C-Czy ona serio myślała, że to właśnie ona jest powodem mojego stresu-.. Czy aż tak było widoczne moje poddenerwowanie, że nawet moja własna Siostra pomyślała, że to przez nią?!

- Timely key.. To nie twoja wina.. - objąłem ja i wtuliłem w siebie aby przestała o tym myśleć - To nie twoja wina.. Nic złego nie zrobiłaś, nie masz czym się niepokoić.. Poprostu mam od tygodnia gorsze dni, to wszystko..

- Na pewno nie zrobiłam niczego złego..? - ścisnęła w rękach moją koszulkę w której schowała twarz - Nie chcę abyś był smutny..

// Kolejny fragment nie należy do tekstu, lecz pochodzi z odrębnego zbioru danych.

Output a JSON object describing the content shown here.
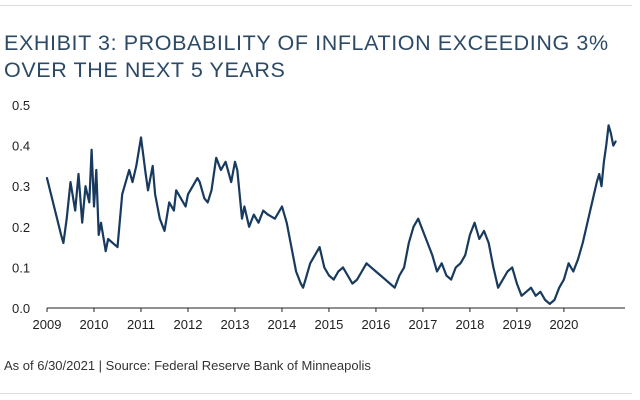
{
  "title": "EXHIBIT 3: PROBABILITY OF INFLATION EXCEEDING 3% OVER THE NEXT 5 YEARS",
  "source": "As of 6/30/2021 | Source: Federal Reserve Bank of Minneapolis",
  "colors": {
    "line": "#173a5e",
    "axis": "#222222",
    "title": "#2c4a66"
  },
  "chart_data": {
    "type": "line",
    "title": "EXHIBIT 3: PROBABILITY OF INFLATION EXCEEDING 3% OVER THE NEXT 5 YEARS",
    "xlabel": "",
    "ylabel": "",
    "xlim": [
      2009,
      2021.3
    ],
    "ylim": [
      0,
      0.5
    ],
    "x_ticks": [
      2009,
      2010,
      2011,
      2012,
      2013,
      2014,
      2015,
      2016,
      2017,
      2018,
      2019,
      2020
    ],
    "y_ticks": [
      0.0,
      0.1,
      0.2,
      0.3,
      0.4,
      0.5
    ],
    "y_tick_labels": [
      "0.0",
      "0.1",
      "0.2",
      "0.3",
      "0.4",
      "0.5"
    ],
    "grid": false,
    "legend": "none",
    "series": [
      {
        "x": [
          2009.0,
          2009.3,
          2009.35,
          2009.42,
          2009.5,
          2009.6,
          2009.67,
          2009.75,
          2009.82,
          2009.9,
          2009.95,
          2010.0,
          2010.05,
          2010.1,
          2010.15,
          2010.25,
          2010.3,
          2010.5,
          2010.6,
          2010.75,
          2010.82,
          2010.9,
          2011.0,
          2011.1,
          2011.15,
          2011.25,
          2011.3,
          2011.4,
          2011.5,
          2011.6,
          2011.7,
          2011.75,
          2011.85,
          2011.95,
          2012.0,
          2012.2,
          2012.25,
          2012.35,
          2012.42,
          2012.5,
          2012.6,
          2012.7,
          2012.8,
          2012.92,
          2013.0,
          2013.05,
          2013.15,
          2013.2,
          2013.3,
          2013.4,
          2013.5,
          2013.6,
          2013.7,
          2013.85,
          2014.0,
          2014.1,
          2014.2,
          2014.3,
          2014.4,
          2014.45,
          2014.5,
          2014.6,
          2014.7,
          2014.8,
          2014.9,
          2015.0,
          2015.1,
          2015.2,
          2015.3,
          2015.4,
          2015.5,
          2015.6,
          2015.7,
          2015.8,
          2015.9,
          2016.0,
          2016.1,
          2016.2,
          2016.3,
          2016.4,
          2016.5,
          2016.6,
          2016.7,
          2016.8,
          2016.9,
          2017.0,
          2017.1,
          2017.2,
          2017.3,
          2017.4,
          2017.5,
          2017.6,
          2017.7,
          2017.8,
          2017.9,
          2018.0,
          2018.1,
          2018.2,
          2018.3,
          2018.4,
          2018.5,
          2018.6,
          2018.7,
          2018.8,
          2018.9,
          2019.0,
          2019.1,
          2019.2,
          2019.3,
          2019.4,
          2019.5,
          2019.6,
          2019.7,
          2019.8,
          2019.9,
          2020.0,
          2020.1,
          2020.2,
          2020.3,
          2020.4,
          2020.5,
          2020.6,
          2020.7,
          2020.75,
          2020.8,
          2020.85,
          2020.9,
          2020.95,
          2021.0,
          2021.05,
          2021.1
        ],
        "y": [
          0.32,
          0.18,
          0.16,
          0.22,
          0.31,
          0.24,
          0.33,
          0.21,
          0.3,
          0.26,
          0.39,
          0.25,
          0.34,
          0.18,
          0.21,
          0.14,
          0.17,
          0.15,
          0.28,
          0.34,
          0.31,
          0.35,
          0.42,
          0.33,
          0.29,
          0.35,
          0.28,
          0.22,
          0.19,
          0.26,
          0.24,
          0.29,
          0.27,
          0.25,
          0.28,
          0.32,
          0.31,
          0.27,
          0.26,
          0.29,
          0.37,
          0.34,
          0.36,
          0.31,
          0.36,
          0.34,
          0.22,
          0.25,
          0.2,
          0.23,
          0.21,
          0.24,
          0.23,
          0.22,
          0.25,
          0.21,
          0.15,
          0.09,
          0.06,
          0.05,
          0.07,
          0.11,
          0.13,
          0.15,
          0.1,
          0.08,
          0.07,
          0.09,
          0.1,
          0.08,
          0.06,
          0.07,
          0.09,
          0.11,
          0.1,
          0.09,
          0.08,
          0.07,
          0.06,
          0.05,
          0.08,
          0.1,
          0.16,
          0.2,
          0.22,
          0.19,
          0.16,
          0.13,
          0.09,
          0.11,
          0.08,
          0.07,
          0.1,
          0.11,
          0.13,
          0.18,
          0.21,
          0.17,
          0.19,
          0.16,
          0.1,
          0.05,
          0.07,
          0.09,
          0.1,
          0.06,
          0.03,
          0.04,
          0.05,
          0.03,
          0.04,
          0.02,
          0.01,
          0.02,
          0.05,
          0.07,
          0.11,
          0.09,
          0.12,
          0.16,
          0.21,
          0.26,
          0.31,
          0.33,
          0.3,
          0.36,
          0.4,
          0.45,
          0.43,
          0.4,
          0.41
        ]
      }
    ]
  }
}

- Na pewno. Po za tym spójrz - w tym momencie spojrzała kątem oka na mnie a ja w tym samym czasie się uśmiechnąłem - Jesteś moim promyczkiem Timely. Od razu poprawiasz mi humor, nawet jeśli tego nie widać i zapamiętaj to ^^

Po krótkiej ciszy uśmiechnęła się dosyć szeroko. Widać było, że jej humor odrazy się poprawił. Powinienem był lepiej panować nad swoim zachowaniem wobec niej i rodziców. Mam nadzieję, że już nigdy nie pomyśli o tym iż to przez nią to wszystko..

- Co ty na to abyśmy wstąpili do jakiejś kawiarni na czekoladę?

- Tak! >:D

- w takim razie chodźmy

Wstałem z ziemi, złapałem Timely za rękę i udaliśmy się w stronę naszej ulubionej kawiarni. Nie chciałem bardziej jej niepokoić więc dla tego zaproponowałem wspólne wyjście aby zapomniała o tym wszystkim a ja przynajmniej przez moment zapomniałem o tamtej wiadomości.